Antigas celas foram transformadas em suítes de luxo no HOSHINOYA Nara Prison
Reprodução / HOSHINOYA Nara Prison
O destaque vai para a “The 10-Cell”, acomodação que reúne 10 celas solitárias individuais. Antes as menores unidades da prisão, elas foram integradas para criar um espaço amplo com quarto, sala de estar e área de jantar.
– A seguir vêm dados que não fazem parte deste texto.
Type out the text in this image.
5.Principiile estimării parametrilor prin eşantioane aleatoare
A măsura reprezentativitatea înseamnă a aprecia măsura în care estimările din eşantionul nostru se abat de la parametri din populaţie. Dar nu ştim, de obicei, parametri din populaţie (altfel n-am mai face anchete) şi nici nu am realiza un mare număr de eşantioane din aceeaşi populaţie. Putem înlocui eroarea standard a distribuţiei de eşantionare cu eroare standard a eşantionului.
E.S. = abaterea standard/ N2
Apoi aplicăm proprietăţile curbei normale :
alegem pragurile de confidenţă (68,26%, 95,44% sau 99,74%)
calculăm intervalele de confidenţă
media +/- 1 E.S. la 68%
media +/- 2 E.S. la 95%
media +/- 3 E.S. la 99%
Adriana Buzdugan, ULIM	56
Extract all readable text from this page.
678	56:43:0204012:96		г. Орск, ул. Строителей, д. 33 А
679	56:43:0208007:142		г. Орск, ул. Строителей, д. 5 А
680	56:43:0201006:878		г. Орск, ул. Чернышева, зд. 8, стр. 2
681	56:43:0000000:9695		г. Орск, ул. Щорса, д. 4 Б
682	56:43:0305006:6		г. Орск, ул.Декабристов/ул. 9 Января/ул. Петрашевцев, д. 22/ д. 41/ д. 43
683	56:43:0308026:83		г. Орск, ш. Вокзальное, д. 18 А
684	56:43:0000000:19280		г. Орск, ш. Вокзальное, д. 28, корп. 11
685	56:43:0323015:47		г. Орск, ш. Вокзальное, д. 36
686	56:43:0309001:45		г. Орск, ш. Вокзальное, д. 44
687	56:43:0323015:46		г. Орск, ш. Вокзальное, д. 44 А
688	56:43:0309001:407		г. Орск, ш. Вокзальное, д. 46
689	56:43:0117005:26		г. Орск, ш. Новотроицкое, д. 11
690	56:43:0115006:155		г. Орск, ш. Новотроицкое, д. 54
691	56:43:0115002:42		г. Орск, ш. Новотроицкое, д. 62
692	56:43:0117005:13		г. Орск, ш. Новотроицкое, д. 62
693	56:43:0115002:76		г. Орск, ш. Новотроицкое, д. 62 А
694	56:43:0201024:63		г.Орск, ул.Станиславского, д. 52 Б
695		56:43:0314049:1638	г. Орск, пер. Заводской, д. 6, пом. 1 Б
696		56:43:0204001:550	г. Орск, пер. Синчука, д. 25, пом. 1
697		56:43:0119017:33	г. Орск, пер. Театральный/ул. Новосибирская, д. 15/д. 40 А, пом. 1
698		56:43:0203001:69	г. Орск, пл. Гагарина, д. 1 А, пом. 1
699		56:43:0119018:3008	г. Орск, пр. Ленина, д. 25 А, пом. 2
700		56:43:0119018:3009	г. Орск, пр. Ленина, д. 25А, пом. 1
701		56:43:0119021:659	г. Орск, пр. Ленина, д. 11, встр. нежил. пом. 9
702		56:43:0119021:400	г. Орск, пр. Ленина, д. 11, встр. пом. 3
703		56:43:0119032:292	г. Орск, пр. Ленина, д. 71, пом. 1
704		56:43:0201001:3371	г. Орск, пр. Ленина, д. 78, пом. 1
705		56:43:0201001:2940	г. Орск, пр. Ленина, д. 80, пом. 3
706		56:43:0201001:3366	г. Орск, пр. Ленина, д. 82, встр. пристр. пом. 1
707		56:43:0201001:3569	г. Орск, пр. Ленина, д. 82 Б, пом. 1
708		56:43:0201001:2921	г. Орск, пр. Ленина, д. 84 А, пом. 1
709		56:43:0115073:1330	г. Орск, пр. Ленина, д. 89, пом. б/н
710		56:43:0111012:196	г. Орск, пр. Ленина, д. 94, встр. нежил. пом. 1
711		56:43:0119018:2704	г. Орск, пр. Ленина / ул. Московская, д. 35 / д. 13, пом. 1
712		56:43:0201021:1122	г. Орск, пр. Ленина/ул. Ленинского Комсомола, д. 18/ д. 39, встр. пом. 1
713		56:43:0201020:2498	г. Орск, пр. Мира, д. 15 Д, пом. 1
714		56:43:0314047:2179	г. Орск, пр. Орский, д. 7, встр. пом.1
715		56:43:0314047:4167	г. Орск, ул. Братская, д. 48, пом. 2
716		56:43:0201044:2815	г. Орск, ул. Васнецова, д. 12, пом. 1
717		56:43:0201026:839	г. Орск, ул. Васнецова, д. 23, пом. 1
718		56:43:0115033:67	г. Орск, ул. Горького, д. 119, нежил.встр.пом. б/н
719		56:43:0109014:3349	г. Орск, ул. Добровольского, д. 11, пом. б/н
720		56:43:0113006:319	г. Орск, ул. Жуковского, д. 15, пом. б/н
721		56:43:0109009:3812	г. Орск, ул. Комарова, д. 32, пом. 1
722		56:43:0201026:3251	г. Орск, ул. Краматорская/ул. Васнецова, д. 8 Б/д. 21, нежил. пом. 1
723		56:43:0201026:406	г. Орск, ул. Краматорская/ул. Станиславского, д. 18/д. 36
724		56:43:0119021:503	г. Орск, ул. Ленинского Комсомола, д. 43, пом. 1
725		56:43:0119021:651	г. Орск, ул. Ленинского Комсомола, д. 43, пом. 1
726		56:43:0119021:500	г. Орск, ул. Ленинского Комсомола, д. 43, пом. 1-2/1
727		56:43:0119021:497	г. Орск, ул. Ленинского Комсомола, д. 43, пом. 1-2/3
O HOSHINOYA Nara Prison também contará com um restaurante, com café da manhã servido entre 7h e 9h30 e jantar entre 17h15 e 19h30.
Conforme o site do hotel, essa será a nona propriedade da HOSHINOYA, marca com edifícios em diversas cidades japonesas — entre elas, Tóquio, Quioto e Okinawa —, além de Bali, na Indonésia. O selo faz parte da Hoshino Resorts, empresa japonesa de gestão hoteleira fundada no início do século XX, em 1914.
Antigas celas foram transformadas em suítes de luxo no HOSHINOYA Nara Prison
Reprodução / HOSHINOYA Nara Prison
Anexo ao hotel, a antiga prisão ainda terá um museu dedicado à preservação do valor histórico do local. De acordo com a CNN Brasil, o museu será dividido em duas áreas principais. Uma delas inclui um dormitório original e a guarita. A outra traz uma área de exposição, com espaço para mostras, um café e uma lojinha.